Songs of Mothers

I am not much of a singer, being very shy about my voice, which is something that a therapist would no doubt have a great time unpacking. I actually think I have a pretty nice singing voice, judging from my enthusiastic performances during The Drive. I especially like it when I have a bit of a cold, because then I get my sultry 900-number voice and sound like a torch singer. Only once in my life have I ever done anything like karaoke. It was in Dallas, on top of a grand piano, after much alcohol, and the evening ended with the police recommending that I leave town and not return (though not because of my singing).

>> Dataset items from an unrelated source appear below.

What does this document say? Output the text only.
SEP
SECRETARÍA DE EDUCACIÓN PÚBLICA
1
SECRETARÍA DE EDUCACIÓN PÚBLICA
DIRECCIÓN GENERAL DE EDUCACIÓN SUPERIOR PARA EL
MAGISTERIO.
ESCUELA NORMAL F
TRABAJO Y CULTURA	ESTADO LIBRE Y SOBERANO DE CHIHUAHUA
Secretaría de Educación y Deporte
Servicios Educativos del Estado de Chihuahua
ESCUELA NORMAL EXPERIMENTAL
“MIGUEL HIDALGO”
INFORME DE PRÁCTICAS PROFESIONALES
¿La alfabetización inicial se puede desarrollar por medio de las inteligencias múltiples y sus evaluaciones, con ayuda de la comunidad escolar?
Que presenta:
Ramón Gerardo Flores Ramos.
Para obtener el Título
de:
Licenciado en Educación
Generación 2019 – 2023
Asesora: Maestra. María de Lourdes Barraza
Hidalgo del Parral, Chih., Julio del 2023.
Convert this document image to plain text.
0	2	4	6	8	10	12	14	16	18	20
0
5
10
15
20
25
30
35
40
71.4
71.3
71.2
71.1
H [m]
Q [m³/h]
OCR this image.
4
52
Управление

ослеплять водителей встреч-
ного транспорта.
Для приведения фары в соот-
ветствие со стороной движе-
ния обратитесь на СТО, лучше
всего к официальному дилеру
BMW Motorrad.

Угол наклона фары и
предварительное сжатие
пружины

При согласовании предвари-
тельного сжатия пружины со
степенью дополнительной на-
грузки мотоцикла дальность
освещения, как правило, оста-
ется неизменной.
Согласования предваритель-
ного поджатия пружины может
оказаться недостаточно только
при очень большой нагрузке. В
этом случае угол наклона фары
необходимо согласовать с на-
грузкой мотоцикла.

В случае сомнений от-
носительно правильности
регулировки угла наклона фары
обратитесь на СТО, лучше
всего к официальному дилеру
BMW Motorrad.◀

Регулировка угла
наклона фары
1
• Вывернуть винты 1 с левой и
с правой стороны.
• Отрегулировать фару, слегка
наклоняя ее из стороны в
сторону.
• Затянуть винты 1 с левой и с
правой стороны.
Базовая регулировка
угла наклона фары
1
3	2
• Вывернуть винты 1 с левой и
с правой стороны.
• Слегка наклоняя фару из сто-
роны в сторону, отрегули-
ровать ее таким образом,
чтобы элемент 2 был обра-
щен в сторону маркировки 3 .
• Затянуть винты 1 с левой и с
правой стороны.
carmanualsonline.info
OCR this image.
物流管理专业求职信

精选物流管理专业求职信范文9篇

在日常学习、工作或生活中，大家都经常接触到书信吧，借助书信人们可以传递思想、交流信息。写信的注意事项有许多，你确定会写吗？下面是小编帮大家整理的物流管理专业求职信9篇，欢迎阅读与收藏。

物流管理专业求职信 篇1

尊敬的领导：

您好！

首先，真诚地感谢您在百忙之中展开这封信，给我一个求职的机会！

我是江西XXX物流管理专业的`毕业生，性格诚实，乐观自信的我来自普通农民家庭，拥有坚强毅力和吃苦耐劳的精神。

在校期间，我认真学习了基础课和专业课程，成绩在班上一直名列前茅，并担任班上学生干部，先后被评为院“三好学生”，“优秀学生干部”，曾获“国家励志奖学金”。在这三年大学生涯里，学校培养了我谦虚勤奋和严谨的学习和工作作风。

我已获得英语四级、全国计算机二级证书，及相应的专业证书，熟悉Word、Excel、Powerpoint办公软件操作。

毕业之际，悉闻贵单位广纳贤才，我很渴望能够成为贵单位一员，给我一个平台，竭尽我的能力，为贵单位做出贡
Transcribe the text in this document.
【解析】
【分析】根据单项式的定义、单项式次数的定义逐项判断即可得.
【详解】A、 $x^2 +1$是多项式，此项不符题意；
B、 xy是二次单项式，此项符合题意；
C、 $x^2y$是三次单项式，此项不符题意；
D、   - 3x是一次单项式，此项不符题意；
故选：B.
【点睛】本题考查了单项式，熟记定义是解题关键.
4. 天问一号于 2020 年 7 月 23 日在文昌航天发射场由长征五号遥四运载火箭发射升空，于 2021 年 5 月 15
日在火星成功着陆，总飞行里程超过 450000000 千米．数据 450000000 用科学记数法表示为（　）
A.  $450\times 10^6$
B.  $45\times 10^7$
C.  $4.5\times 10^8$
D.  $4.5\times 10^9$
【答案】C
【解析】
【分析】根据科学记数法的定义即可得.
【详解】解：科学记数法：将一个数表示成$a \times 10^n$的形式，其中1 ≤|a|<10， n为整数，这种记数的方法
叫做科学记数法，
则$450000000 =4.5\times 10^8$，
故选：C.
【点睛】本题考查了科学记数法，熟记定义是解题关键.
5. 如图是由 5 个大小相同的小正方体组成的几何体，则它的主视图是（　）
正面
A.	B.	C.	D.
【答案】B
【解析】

If I sing in someone’s presence, it means I trust them with some deep and sensitive part of me. I sing in front of M, which reflects the strength of our relationship. And I sing unconsciously in the kitchen when K is home, because I’m happy she’s there and I feel I can be completely myself with her. I hope she remembers when she gets older that her mother used to sing incomplete versions of The Lumberjack Song, among other ditties, in the morning as she lay in bed. I usually add my own lyrics when I forget the actual ones. My Mother also sang snatches of songs in the kitchen. That’s where a lot of my kitchen songs (and ones I used to sing to K in the car) come from. They’re all old songs, and when I say old, I mean from the 1940s. Think Fred Astaire movies and Cole Porter tunes. My Mother had a lovely, sweet, singing voice

I sang to K at night when she was little, as my Mother did to me. Every night when I was small, my Mother would sing Rock-a-Bye Baby to me. If I had bad dreams, she would cuddle me in the big rocking chair and sing to soothe me. My two favorites were “I Wonder as I Wander” (fitting for the little wanderer that was me) and “The Cherry Tree Carol”. I’m sure there were others. In fact, decades ago, my Mother made me a tape of herself singing my favorite lullabies. Even though I treasure it, I have had a very hard time keeping track of it. But I know that the tape will reappear when I need it most. Of that I am certain.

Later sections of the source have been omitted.